Quite frankly *@nugget396* I think the fact that a mother can do that to a father who is so involved in the raising of the children, as ops ex is, is disgusting.
You’re entitled to your opinion. I think it’s quite important that people are not ordered to live in one particular location for 18 years..
saladcreamandegg · 30/08/2021 13:44

@nugget396 so you all but removed your kids from their fathers life. Brilliant.

saladcreamandegg · 30/08/2021 13:47

@nugget396 I think children have 2 parents and when you have them you are entering an understanding that for the next 18 years, unless unsafe for the children, you put that first and parent together. If the father had done that to you there would be uproar.

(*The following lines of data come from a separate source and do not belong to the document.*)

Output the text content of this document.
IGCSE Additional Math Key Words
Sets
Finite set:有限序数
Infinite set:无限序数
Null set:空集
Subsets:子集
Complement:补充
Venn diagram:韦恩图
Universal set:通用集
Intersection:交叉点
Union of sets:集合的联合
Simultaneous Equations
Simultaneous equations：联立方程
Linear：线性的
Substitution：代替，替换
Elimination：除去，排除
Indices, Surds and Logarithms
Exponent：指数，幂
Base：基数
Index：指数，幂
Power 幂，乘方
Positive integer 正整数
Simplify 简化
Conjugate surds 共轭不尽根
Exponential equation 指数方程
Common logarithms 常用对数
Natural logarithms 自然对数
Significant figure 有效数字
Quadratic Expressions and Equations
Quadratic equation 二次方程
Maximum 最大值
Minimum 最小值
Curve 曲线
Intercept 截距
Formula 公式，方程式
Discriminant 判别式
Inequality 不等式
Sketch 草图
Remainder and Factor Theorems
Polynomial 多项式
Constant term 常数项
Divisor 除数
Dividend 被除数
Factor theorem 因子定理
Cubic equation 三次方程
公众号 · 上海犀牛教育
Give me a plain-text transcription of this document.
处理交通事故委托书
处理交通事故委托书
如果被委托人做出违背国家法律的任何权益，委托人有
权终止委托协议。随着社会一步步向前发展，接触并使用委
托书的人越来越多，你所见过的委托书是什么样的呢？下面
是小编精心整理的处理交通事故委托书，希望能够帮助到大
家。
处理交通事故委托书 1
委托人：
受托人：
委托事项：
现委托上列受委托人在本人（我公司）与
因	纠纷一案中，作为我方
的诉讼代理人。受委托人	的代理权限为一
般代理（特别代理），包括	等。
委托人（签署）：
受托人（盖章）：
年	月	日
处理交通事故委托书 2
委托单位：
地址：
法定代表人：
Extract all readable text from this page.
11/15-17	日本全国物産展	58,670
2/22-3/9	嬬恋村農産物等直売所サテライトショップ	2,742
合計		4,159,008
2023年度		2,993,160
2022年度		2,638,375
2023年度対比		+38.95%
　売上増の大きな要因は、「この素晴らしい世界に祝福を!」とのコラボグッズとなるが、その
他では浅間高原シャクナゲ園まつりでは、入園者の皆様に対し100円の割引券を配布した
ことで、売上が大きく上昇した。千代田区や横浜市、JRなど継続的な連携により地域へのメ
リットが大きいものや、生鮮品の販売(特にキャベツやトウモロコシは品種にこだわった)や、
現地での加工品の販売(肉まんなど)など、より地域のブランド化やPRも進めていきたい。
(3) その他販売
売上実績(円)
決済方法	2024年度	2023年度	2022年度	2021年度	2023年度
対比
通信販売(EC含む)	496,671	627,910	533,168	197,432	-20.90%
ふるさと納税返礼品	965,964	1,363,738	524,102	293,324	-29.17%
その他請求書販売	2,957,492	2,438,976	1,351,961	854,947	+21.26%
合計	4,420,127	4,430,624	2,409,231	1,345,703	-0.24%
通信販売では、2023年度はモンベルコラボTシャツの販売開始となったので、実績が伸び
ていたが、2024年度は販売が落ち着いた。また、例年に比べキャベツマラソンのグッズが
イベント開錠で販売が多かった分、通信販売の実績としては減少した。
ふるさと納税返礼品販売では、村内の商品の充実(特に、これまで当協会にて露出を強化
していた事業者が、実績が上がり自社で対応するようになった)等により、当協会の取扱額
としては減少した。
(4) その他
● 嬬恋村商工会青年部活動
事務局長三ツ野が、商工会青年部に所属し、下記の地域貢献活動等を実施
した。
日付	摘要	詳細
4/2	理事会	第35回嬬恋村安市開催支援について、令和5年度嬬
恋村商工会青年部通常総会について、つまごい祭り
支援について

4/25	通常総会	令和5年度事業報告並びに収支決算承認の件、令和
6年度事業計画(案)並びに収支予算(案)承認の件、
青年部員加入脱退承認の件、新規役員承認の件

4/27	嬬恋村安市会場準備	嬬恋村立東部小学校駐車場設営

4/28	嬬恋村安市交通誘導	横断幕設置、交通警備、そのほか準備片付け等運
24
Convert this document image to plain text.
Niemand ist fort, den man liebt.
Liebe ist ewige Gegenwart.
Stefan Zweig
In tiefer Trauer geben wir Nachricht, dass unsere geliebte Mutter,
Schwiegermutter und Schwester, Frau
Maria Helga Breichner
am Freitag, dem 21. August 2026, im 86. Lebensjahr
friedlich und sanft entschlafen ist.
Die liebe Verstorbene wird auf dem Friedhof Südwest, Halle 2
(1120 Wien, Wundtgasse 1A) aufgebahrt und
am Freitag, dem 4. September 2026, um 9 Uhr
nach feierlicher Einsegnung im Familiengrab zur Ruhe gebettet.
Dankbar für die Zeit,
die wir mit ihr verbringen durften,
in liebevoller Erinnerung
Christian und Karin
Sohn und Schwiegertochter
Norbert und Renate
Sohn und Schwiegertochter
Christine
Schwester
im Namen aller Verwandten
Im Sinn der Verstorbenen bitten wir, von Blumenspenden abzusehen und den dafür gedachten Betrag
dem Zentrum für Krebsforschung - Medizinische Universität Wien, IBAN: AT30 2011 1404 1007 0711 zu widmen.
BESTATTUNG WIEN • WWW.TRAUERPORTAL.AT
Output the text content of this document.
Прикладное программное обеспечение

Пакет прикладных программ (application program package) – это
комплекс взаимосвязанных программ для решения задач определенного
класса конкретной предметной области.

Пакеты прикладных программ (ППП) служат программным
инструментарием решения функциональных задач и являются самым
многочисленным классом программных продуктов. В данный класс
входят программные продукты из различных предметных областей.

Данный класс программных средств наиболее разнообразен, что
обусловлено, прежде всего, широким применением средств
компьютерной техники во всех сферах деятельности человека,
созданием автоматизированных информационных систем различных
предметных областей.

LadyMacbethWasMisunderstood · 30/08/2021 13:48

Those telling you he can’t stop you moving are technically correct. He can’t stop you moving. But he can apply to the Court for a prohibited steps order in respect of the children; to prevent them from moving. The welfare of the children will be the paramount consideration for the Judge. I can’t tell you what the outcome would be, but I can say that you might struggle to persuade a court to permit the children to be disrupted if it appears that the present arrangements are working well for them.

MaryTalbot · 30/08/2021 13:50

@LeonieSims

I want to do the same. 50-60 mins on train (think London to lower Sussex type of distance).

Her dad is homeless and staying with friends. Was abusive. Has supervised contact with a family member (could continue with move).

It's a nicer area and I will have a house with a garden and be closed to my family. DD would have her own bedroom which she doesn't currently have.

He says he will take me to court Sad

Go do it. Courts would have to have a good reason to stop you.
PurpleOkapi · 30/08/2021 13:52

Drop-offs and pick-ups aren't the main problem here. That would be one or two trips per week, which would be manageable if OP was willing to do it. The problem is that the children will be an hour away from their school while with one parent or the other. That's two trips per day (one to drop off at school, and another to pick up). That's four hours of driving per day just to get them to school and back, and they need to go to school five days per week.

AhNowTed · 30/08/2021 13:53

@saladcreamandegg

Quite frankly *@nugget396* I think the fact that a mother can do that to a father who is so involved in the raising of the children, as ops ex is, is disgusting.

Me too. Disgraceful.

PurpleOkapi · 30/08/2021 13:54

@nugget396

No one's being required to live in any particular location. But why should one parent's desire to move far away be more important than the other parent's desire to see their own children? Should Parent A be required to follow Parent B around the country - or the world - just to see their children regularly? And if so, isn't that requiring them to live in whatever particular location Parent A has chosen? I just don't see how that's better.